Осташа по-прежнему молчал: зло, затравленно, несогласно.

– Поживи с мое, и не то увидишь, – как-то утешающе добавил Конон. – И не надо мне было губить Перехода. Кто с огнем играется, рано иль поздно сам сгорит. Поджигать незачем.

Сухая, корявая, широкая ладонь Конона чуть задрожала на подлокотнике кресла, словно Конон хотел погладить Осташу по голове, а сил не нашлось.

– Я ведь не херю батьку твоего. – Конон будто прощения попросил. – Славу его сплавщицкую не хулю. Я тебе о другом говорил.

– А я не верю, – твердо и отчаянно ответил Осташа.

– Дело твое. Потому и говорю я, что придешь ты вместо меня – другое слово Чусовой скажешь. Я вот понял, что нету добра-то Переходова в мире. Слышал про старицу Платониду на роднике под Шунут-камнем? Недалече ведь это, верст сорок…

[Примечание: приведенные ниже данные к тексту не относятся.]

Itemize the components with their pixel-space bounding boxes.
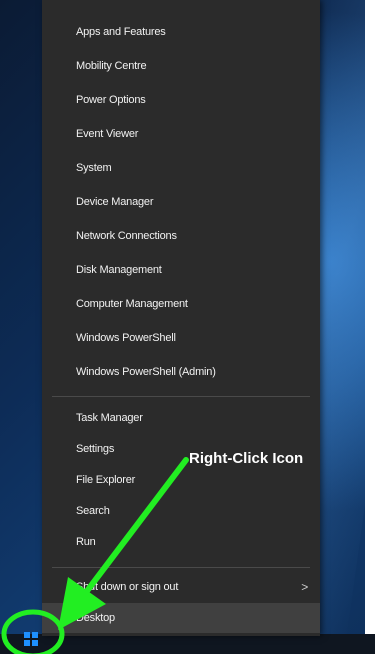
windows-logo-icon [24,632,38,646]
menu-item-windows-powershell[interactable]: Windows PowerShell [42,323,320,353]
menu-item-label: Disk Management [76,264,162,276]
annotation-label: Right-Click Icon [189,450,304,467]
menu-item-label: Device Manager [76,196,154,208]
menu-item-device-manager[interactable]: Device Manager [42,187,320,217]
menu-item-label: Desktop [76,612,115,624]
menu-item-windows-powershell-admin[interactable]: Windows PowerShell (Admin) [42,357,320,387]
menu-item-disk-management[interactable]: Disk Management [42,255,320,285]
menu-item-task-manager[interactable]: Task Manager [42,403,320,433]
menu-item-computer-management[interactable]: Computer Management [42,289,320,319]
menu-item-label: File Explorer [76,474,136,486]
menu-item-label: Search [76,505,110,517]
menu-item-label: Computer Management [76,298,188,310]
menu-item-label: Apps and Features [76,26,166,38]
menu-item-label: Power Options [76,94,146,106]
menu-item-label: Settings [76,443,115,455]
menu-item-file-explorer[interactable]: File Explorer [42,465,320,495]
menu-item-label: Event Viewer [76,128,139,140]
menu-separator [52,396,310,397]
menu-item-label: Shut down or sign out [76,581,179,593]
menu-item-system[interactable]: System [42,153,320,183]
menu-item-network-connections[interactable]: Network Connections [42,221,320,251]
menu-item-label: Run [76,536,96,548]
menu-item-run[interactable]: Run [42,527,320,557]
menu-item-label: System [76,162,112,174]
screen-edge [365,0,375,654]
start-button[interactable] [18,628,44,650]
menu-item-apps-and-features[interactable]: Apps and Features [42,17,320,47]
menu-item-label: Windows PowerShell [76,332,176,344]
winx-context-menu: Apps and Features Mobility Centre Power … [42,0,320,636]
menu-item-label: Task Manager [76,412,143,424]
menu-separator [52,567,310,568]
menu-item-search[interactable]: Search [42,496,320,526]
menu-item-desktop[interactable]: Desktop [42,603,320,633]
menu-item-mobility-centre[interactable]: Mobility Centre [42,51,320,81]
menu-item-label: Mobility Centre [76,60,147,72]
menu-item-label: Network Connections [76,230,177,242]
taskbar [0,634,375,654]
menu-item-event-viewer[interactable]: Event Viewer [42,119,320,149]
menu-item-power-options[interactable]: Power Options [42,85,320,115]
menu-item-shut-down-or-sign-out[interactable]: Shut down or sign out > [42,572,320,602]
chevron-right-icon: > [301,580,308,594]
menu-item-label: Windows PowerShell (Admin) [76,366,216,378]
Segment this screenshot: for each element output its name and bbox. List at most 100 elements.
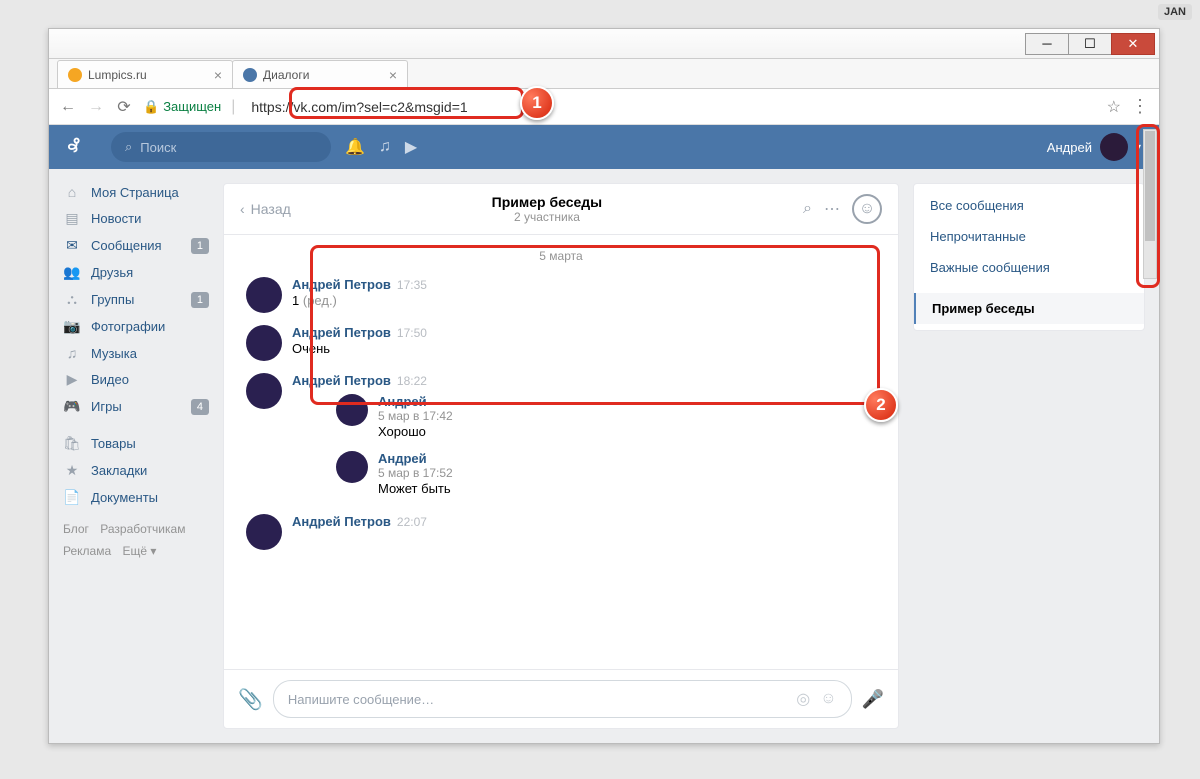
message-from[interactable]: Андрей Петров xyxy=(292,325,391,340)
nav-news[interactable]: ▤ Новости xyxy=(49,205,223,232)
nav-photos[interactable]: 📷 Фотографии xyxy=(49,313,223,340)
camera-icon[interactable]: ◎ xyxy=(796,689,810,709)
date-divider: 5 марта xyxy=(246,241,876,271)
search-icon[interactable]: ⌕ xyxy=(803,200,812,218)
nav-label: Закладки xyxy=(91,463,147,478)
message[interactable]: Андрей Петров18:22 Андрей 5 мар в 17:42 … xyxy=(246,367,876,508)
badge: 1 xyxy=(191,238,209,254)
mic-icon[interactable]: 🎤 xyxy=(862,689,884,710)
attach-icon[interactable]: 📎 xyxy=(238,687,263,712)
back-button[interactable]: ‹ Назад xyxy=(240,201,291,217)
doc-icon: 📄 xyxy=(63,489,81,506)
rp-unread[interactable]: Непрочитанные xyxy=(914,221,1144,252)
tab-close-icon[interactable]: × xyxy=(389,67,397,83)
nav-docs[interactable]: 📄Документы xyxy=(49,484,223,511)
message-time: 17:50 xyxy=(397,326,427,340)
nav-friends[interactable]: 👥Друзья xyxy=(49,259,223,286)
badge: 1 xyxy=(191,292,209,308)
footer-link[interactable]: Разработчикам xyxy=(100,522,185,536)
back-icon[interactable]: ← xyxy=(59,98,77,116)
tab-close-icon[interactable]: × xyxy=(214,67,222,83)
left-nav: ⌂Моя Страница ▤ Новости ✉Сообщения1 👥Друз… xyxy=(49,169,223,743)
page-scrollbar[interactable] xyxy=(1143,129,1157,279)
video-icon[interactable]: ▶ xyxy=(405,137,417,157)
vk-page: ꘩ ⌕ Поиск 🔔 ♫ ▶ Андрей ▾ ⌂Моя Страница ▤… xyxy=(49,125,1159,743)
nav-music[interactable]: ♫Музыка xyxy=(49,340,223,366)
footer-link[interactable]: Блог xyxy=(63,522,89,536)
nav-label: Друзья xyxy=(91,265,133,280)
nav-bookmarks[interactable]: ★ Закладки xyxy=(49,457,223,484)
nav-messages[interactable]: ✉Сообщения1 xyxy=(49,232,223,259)
tab-label: Диалоги xyxy=(263,68,309,82)
pinned-icon[interactable]: ☺ xyxy=(852,194,882,224)
avatar xyxy=(246,277,282,313)
bookmark-icon[interactable]: ☆ xyxy=(1107,97,1121,117)
message-from[interactable]: Андрей xyxy=(378,394,427,409)
vk-logo-icon[interactable]: ꘩ xyxy=(67,136,97,158)
notifications-icon[interactable]: 🔔 xyxy=(345,137,365,157)
star-icon: ★ xyxy=(63,462,81,479)
minimize-button[interactable]: ─ xyxy=(1025,33,1069,55)
message[interactable]: Андрей Петров22:07 xyxy=(246,508,876,556)
maximize-button[interactable]: ☐ xyxy=(1068,33,1112,55)
secure-indicator: 🔒 Защищен xyxy=(143,99,221,115)
message-time: 18:22 xyxy=(397,374,427,388)
rp-all[interactable]: Все сообщения xyxy=(914,190,1144,221)
tabstrip: Lumpics.ru × Диалоги × xyxy=(49,59,1159,89)
message-input[interactable]: Напишите сообщение… ◎ ☺ xyxy=(273,680,852,718)
message-text: 1 xyxy=(292,293,299,308)
message-from[interactable]: Андрей Петров xyxy=(292,514,391,529)
nav-label: Музыка xyxy=(91,346,137,361)
tab-lumpics[interactable]: Lumpics.ru × xyxy=(57,60,233,88)
avatar xyxy=(246,325,282,361)
close-button[interactable]: ✕ xyxy=(1111,33,1155,55)
camera-icon: 📷 xyxy=(63,318,81,335)
smile-icon[interactable]: ☺ xyxy=(820,690,836,708)
avatar xyxy=(336,451,368,483)
rp-important[interactable]: Важные сообщения xyxy=(914,252,1144,283)
search-input[interactable]: ⌕ Поиск xyxy=(111,132,331,162)
message[interactable]: Андрей Петров 17:50 Очень xyxy=(246,319,876,367)
menu-icon[interactable]: ⋮ xyxy=(1131,96,1149,117)
avatar xyxy=(246,514,282,550)
composer: 📎 Напишите сообщение… ◎ ☺ 🎤 xyxy=(224,669,898,728)
news-icon: ▤ xyxy=(63,210,81,227)
nav-label: Новости xyxy=(91,211,141,226)
scrollbar-thumb[interactable] xyxy=(1145,131,1155,241)
forward-icon[interactable]: → xyxy=(87,98,105,116)
reload-icon[interactable]: ⟳ xyxy=(115,97,133,117)
tab-dialogs[interactable]: Диалоги × xyxy=(232,60,408,88)
forwarded-message: Андрей 5 мар в 17:52 Может быть xyxy=(336,445,453,502)
message-text: Хорошо xyxy=(378,424,453,439)
message-from[interactable]: Андрей Петров xyxy=(292,373,391,388)
message-text: Очень xyxy=(292,341,427,356)
vk-header: ꘩ ⌕ Поиск 🔔 ♫ ▶ Андрей ▾ xyxy=(49,125,1159,169)
footer-link[interactable]: Реклама xyxy=(63,544,111,558)
message-area[interactable]: 5 марта Андрей Петров17:35 1 (ред.) xyxy=(224,235,898,669)
message-from[interactable]: Андрей xyxy=(378,451,427,466)
url-input[interactable]: https://vk.com/im?sel=c2&msgid=1 xyxy=(245,96,1096,118)
browser-window: ─ ☐ ✕ Lumpics.ru × Диалоги × ← → ⟳ 🔒 Защ… xyxy=(48,28,1160,744)
nav-groups[interactable]: ⛬Группы1 xyxy=(49,286,223,313)
nav-label: Моя Страница xyxy=(91,185,179,200)
back-label: Назад xyxy=(251,201,291,217)
chevron-down-icon: ▾ xyxy=(1136,142,1141,153)
more-icon[interactable]: ⋯ xyxy=(824,199,840,219)
chat-column: ‹ Назад Пример беседы 2 участника ⌕ ⋯ ☺ xyxy=(223,183,899,729)
music-icon[interactable]: ♫ xyxy=(379,138,391,156)
nav-games[interactable]: 🎮Игры4 xyxy=(49,393,223,420)
rp-current-chat[interactable]: Пример беседы xyxy=(914,293,1144,324)
secure-label: Защищен xyxy=(163,99,221,114)
nav-label: Видео xyxy=(91,372,129,387)
chat-title-block: Пример беседы 2 участника xyxy=(291,194,803,224)
nav-label: Фотографии xyxy=(91,319,165,334)
message[interactable]: Андрей Петров17:35 1 (ред.) xyxy=(246,271,876,319)
message-time: 17:35 xyxy=(397,278,427,292)
messages-icon: ✉ xyxy=(63,237,81,254)
nav-video[interactable]: ▶Видео xyxy=(49,366,223,393)
nav-my-page[interactable]: ⌂Моя Страница xyxy=(49,179,223,205)
nav-market[interactable]: 🛍Товары xyxy=(49,430,223,457)
user-menu[interactable]: Андрей ▾ xyxy=(1047,133,1141,161)
footer-link[interactable]: Ещё ▾ xyxy=(122,544,156,558)
message-from[interactable]: Андрей Петров xyxy=(292,277,391,292)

– От Ревды недалеко, а от Кашки далеко.

– Тогда послушай. У девки Платониды два брата были, а родители – богатые. Но померли батюшка с матушкой в одночасье, и пришлось братьям наследство делить. Разругались вдрызг, мордобой за каждый гвоздь устроили. Еле разделились, но друг друга возненавидели. Тогда Платонида и сказала братьям: негоже так. Возьмите то, что мне в приданое положено, и помиритесь, а я все одно в скит хочу. Братья взяли, и пошла у них свара пуще прежней. В общем, зарезали они друг друга насмерть. Вот тебе и все добро от чистой души. Так что знай: не бывает такого добра. Есть зло во имя добра и просто зло. Может, к твоему времени господь нас и помилует – иначе будет. Я того уж не увижу. Но то, чего я успел увидеть, мне все сказало. Кроме батьки твоего в расколе еще и Пугач был.